EGFR Related Signaling Pathway Has Prognostic Significance in Cholangiocarcinoma

Abstract

Purpose: Overexpression of signaling proteins including EGFR, Akt, MAPK and COX-2 was reported in cholangiocarcinoma cell lines. However, clinical prognostic value of these markers is unknown. No prior study correlated the expression of these signaling proteins with clinical outcome. Further, co-expression of these proteins is undefined. Co-expression may reflect cross-talk between signaling pathways. In this clinicopathologic study, we report the overexpression and co-expression of EGFR and related signaling proteins in cholangiocarcinoma describe their relationship to clinical outcome. Methods: Twenty-four consecutive cases of cholangiocarcinoma treated from 1996 – 2002 at Roswell Park Cancer Institute were included. Immunohistochemical staining of paraffin-embedded tissue sections was performed using antibodies against Akt, p-Akt, MAPK, p-MAPK, COX-2, EGFR and p-EGFR. Two pathologists (JG, TK) independently scored the protein expression and there was full concordance. Clinical data were obtained in accordance with IRB approved protocol. Results: COX-2, Akt, and p- MAPK were commonly expressed in biliary cancers (91%, 88% and 74% of malignant cells respectively).

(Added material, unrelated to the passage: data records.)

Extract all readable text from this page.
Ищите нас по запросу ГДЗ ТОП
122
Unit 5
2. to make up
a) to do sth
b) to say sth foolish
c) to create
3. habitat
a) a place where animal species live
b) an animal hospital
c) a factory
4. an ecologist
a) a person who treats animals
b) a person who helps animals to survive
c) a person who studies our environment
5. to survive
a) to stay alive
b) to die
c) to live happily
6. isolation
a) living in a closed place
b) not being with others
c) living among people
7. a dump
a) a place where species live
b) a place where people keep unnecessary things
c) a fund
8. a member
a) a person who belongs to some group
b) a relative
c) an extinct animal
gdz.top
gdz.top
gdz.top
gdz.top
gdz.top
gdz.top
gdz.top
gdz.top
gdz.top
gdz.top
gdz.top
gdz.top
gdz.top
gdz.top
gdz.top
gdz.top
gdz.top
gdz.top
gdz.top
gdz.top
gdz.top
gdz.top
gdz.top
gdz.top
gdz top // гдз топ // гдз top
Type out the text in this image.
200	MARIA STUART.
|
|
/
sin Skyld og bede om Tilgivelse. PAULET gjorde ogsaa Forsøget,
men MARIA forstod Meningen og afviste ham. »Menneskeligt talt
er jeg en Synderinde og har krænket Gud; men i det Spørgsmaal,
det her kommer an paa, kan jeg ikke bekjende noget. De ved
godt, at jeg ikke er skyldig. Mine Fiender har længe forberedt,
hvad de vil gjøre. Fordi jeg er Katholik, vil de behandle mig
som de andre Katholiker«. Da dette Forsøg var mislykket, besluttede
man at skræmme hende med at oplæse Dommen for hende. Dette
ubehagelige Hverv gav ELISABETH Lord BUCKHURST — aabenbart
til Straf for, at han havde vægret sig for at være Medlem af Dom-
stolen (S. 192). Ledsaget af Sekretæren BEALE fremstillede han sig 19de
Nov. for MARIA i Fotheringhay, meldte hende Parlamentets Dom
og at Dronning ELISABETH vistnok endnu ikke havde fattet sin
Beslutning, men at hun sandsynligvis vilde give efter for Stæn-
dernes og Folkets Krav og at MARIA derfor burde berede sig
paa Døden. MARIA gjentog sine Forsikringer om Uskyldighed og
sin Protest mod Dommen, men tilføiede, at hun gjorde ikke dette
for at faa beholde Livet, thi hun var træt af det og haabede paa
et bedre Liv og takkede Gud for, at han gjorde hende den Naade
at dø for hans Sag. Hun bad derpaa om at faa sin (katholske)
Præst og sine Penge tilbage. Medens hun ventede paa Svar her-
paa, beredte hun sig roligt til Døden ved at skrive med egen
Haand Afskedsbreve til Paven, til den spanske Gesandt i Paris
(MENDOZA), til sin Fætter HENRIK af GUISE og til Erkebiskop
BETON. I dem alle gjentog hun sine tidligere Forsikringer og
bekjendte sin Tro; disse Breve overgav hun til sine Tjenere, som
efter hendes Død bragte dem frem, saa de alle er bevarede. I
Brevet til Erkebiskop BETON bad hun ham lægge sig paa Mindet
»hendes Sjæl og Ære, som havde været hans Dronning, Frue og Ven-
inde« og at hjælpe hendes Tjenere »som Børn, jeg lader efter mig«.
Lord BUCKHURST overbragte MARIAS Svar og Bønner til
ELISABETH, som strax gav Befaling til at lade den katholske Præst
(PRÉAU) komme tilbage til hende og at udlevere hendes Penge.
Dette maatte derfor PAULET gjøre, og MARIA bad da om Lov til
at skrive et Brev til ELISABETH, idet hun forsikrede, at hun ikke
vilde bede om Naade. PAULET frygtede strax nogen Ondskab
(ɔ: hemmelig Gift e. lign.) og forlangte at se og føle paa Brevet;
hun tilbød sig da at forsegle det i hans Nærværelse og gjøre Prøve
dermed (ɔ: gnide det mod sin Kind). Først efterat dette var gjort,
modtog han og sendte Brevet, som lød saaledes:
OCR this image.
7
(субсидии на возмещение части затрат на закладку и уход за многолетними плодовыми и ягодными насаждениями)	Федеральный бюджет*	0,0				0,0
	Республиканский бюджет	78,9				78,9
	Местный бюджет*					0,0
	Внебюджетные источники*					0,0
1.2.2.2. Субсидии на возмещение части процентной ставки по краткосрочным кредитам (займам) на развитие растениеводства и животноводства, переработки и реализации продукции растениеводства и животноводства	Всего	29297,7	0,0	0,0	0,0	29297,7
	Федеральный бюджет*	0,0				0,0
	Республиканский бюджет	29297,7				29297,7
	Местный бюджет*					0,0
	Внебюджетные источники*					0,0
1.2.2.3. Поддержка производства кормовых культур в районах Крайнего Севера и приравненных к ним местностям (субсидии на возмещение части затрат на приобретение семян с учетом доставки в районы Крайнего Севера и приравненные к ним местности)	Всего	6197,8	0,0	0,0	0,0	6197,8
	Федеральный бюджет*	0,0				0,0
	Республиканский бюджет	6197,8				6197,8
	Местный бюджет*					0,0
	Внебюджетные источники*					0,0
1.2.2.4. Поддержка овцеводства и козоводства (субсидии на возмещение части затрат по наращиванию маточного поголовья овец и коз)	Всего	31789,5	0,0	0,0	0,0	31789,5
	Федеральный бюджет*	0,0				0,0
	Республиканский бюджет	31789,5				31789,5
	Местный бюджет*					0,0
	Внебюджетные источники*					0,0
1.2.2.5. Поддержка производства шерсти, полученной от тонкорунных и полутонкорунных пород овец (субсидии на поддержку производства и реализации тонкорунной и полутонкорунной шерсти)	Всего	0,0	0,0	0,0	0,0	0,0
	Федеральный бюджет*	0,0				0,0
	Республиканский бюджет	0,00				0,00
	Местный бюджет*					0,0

EGFR (50%) and p- EGFR overexpression (13%) was also detected. There was a significant association between EGFR and p EGFR (p = 0.027) as well as Akt and p-Akt (p = 0.017) expression in tumor tissue. A noteworthy association was shown between MAPK (ERK) and p-Akt (p = 0.054). Multivariate analysis using the Cox-proportional hazard model identified use of combined modality therapy [Hazard ratio (HR) = 0.185, p = 0.0008] and p-AKT [HR = 0.238, p = 0.0373] as the best predictors of overall prognosis. Conclusions: Activation of EGFR signaling pathway is commonly seen in cholangiocarcinoma. Expression of p-Akt and use of combined modality therapy may predict favorable prognosis.